Dunbar pushed the hair from her face. She had once been beautiful. Her dark skin, just barely a shade lighter than Dunbar's, shined like a polished penny. Her high cheekbones and ski-slope nose lead up to toffee irises that dared you not take everything she said as indisputably certain, and down to plump lips and a small chin that Dunbar always poked at because she was always so oddly ticklish on her chin. But now... now, she was not beautiful in the slightest. Her eyelids had been blackened to puffy clouds hovering over her eyes, so swollen than Dunbar could barely make out her pupils. Her lips looked as though they had been injected; two bloated flaps busted open and leaking red. There was a long, straight cut traveling down the length of her left temple to her earlobe. Like a soundtrack to the gore, her breathing came out in a loud, raspy wheeze whenever she exhaled.
"They took it all," Cosima wailed. "They took Mama's jewelry, the lock-box with all of her personal information, her clothes, the television... My purse! I had the money in my purse to pay for some of the funeral expenses! Now it's gone!

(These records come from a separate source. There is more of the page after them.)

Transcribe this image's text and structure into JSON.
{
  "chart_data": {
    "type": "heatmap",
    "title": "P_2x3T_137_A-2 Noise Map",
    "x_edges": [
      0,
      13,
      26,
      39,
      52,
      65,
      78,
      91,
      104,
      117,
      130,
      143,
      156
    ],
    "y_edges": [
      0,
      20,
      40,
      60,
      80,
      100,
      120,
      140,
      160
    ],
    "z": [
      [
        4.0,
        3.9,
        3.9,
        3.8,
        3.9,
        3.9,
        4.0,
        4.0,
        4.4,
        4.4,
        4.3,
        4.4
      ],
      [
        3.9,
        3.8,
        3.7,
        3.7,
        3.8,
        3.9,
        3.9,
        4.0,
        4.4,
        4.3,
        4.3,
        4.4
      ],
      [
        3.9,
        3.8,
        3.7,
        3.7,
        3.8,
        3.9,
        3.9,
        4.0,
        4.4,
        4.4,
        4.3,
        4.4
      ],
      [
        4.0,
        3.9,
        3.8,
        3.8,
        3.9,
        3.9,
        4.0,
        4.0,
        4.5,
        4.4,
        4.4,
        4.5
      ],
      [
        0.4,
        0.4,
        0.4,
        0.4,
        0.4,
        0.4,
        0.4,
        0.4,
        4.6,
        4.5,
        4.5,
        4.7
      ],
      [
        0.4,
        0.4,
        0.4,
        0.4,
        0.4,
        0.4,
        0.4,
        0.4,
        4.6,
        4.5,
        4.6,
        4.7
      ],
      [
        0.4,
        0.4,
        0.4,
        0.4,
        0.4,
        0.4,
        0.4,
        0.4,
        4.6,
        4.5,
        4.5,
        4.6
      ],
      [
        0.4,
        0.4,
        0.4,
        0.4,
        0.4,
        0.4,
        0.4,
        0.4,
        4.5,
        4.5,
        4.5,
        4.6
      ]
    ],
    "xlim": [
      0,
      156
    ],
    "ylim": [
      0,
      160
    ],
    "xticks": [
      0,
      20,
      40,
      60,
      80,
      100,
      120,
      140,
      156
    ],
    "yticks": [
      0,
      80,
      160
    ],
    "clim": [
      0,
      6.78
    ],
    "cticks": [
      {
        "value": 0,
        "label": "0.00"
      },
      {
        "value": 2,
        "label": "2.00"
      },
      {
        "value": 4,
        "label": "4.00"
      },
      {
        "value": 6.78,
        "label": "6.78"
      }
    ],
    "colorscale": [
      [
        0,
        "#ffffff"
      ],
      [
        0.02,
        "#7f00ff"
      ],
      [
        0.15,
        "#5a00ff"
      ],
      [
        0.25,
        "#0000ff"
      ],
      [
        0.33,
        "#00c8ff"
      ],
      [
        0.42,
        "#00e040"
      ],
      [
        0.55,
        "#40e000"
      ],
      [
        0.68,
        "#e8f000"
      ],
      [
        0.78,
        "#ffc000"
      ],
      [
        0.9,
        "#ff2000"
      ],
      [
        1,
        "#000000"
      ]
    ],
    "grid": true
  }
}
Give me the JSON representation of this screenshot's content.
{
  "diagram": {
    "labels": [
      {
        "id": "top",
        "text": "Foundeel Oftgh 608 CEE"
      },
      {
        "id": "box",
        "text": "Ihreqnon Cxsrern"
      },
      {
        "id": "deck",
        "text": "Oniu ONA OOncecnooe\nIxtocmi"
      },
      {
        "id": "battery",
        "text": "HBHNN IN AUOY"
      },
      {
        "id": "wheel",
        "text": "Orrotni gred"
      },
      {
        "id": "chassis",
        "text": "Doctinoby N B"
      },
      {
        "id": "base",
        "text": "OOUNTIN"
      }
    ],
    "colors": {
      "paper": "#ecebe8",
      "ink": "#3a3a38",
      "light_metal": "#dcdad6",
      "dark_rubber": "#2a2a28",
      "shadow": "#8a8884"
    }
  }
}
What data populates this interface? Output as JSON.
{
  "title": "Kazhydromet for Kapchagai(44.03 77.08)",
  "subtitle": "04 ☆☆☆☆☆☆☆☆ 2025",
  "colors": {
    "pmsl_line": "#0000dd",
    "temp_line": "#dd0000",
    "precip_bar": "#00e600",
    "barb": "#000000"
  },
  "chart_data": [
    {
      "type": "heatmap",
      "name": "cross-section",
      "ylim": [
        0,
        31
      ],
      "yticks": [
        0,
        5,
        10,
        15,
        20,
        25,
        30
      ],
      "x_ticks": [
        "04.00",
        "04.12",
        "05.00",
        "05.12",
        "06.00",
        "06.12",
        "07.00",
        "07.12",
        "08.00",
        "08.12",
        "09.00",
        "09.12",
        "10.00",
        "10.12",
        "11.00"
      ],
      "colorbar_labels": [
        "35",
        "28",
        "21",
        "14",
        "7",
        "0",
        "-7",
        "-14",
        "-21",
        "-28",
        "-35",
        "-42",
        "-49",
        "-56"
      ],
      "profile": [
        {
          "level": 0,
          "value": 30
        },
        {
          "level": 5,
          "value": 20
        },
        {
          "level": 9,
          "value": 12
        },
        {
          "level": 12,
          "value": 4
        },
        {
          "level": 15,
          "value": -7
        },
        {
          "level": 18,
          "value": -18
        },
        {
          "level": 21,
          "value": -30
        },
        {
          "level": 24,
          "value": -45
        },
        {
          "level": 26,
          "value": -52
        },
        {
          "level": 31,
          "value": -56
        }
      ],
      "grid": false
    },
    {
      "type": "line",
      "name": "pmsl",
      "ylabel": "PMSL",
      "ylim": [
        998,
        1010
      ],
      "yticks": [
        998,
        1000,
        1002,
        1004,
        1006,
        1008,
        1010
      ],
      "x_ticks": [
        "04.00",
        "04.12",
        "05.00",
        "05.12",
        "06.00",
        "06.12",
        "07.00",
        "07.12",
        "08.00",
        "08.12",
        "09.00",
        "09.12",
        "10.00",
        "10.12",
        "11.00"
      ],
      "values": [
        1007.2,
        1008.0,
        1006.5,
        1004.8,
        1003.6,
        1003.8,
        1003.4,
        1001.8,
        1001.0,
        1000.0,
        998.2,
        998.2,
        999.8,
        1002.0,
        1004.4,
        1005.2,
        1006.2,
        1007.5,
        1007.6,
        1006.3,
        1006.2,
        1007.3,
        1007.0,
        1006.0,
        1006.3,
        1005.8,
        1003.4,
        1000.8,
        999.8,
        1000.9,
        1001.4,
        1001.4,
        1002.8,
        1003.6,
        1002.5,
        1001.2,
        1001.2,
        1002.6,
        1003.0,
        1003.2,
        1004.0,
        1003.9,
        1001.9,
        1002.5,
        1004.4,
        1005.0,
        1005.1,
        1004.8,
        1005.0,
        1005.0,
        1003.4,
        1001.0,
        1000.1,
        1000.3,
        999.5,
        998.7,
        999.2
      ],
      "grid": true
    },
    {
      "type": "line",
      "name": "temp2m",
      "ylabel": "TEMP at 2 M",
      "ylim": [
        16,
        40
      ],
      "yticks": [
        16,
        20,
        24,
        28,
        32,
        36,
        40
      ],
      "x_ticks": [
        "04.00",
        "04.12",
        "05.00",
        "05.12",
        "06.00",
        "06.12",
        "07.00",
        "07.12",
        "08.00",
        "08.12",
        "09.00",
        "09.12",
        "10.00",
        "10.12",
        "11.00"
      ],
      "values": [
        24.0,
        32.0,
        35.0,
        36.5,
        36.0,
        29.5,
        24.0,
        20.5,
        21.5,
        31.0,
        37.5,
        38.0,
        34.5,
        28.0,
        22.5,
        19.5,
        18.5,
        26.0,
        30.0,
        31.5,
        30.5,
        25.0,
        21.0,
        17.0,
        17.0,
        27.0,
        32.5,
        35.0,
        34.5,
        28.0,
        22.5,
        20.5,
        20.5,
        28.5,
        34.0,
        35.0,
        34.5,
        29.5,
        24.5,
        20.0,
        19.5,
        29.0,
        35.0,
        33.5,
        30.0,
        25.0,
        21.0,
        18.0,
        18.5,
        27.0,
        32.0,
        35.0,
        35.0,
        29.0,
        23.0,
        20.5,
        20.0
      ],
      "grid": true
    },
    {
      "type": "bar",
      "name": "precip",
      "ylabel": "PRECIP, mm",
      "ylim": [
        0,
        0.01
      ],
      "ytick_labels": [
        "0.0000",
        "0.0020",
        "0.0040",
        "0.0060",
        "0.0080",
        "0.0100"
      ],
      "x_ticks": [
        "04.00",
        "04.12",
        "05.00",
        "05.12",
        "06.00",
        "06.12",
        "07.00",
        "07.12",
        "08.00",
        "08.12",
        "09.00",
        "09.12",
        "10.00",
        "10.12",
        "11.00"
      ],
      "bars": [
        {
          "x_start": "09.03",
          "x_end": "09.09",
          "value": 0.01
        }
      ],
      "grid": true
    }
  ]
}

They took it all!"
"Cosima, did you call the police?" he asked, pulling her into his lap.
She clung to his shirt like a terrified child. "No. They left only a few minutes before you got here... They took everything with them!"
Dunbar cradled her in his arms. Her wheezing had given way to hyperventilating. "Shush, it's gonna be OK, Cos," he whispered, trying his best to get her to calm down. He rubbed soothing circles into her back; that seemed to help."We'll get it back. We'll get it all back."
They were still sitting like that when the police arrived. Even as a plethora of suits and uniforms asked them a series of questions, trying to pry information out of Cosima as well as coaxing them off of the living room floor. Cosima nor Dunbar had the will to move. Cosima was too deep in her trauma to fathom any definite answers to their questions. And Dunbar, compared to cradling his baby sister, everything else seemed unimportant.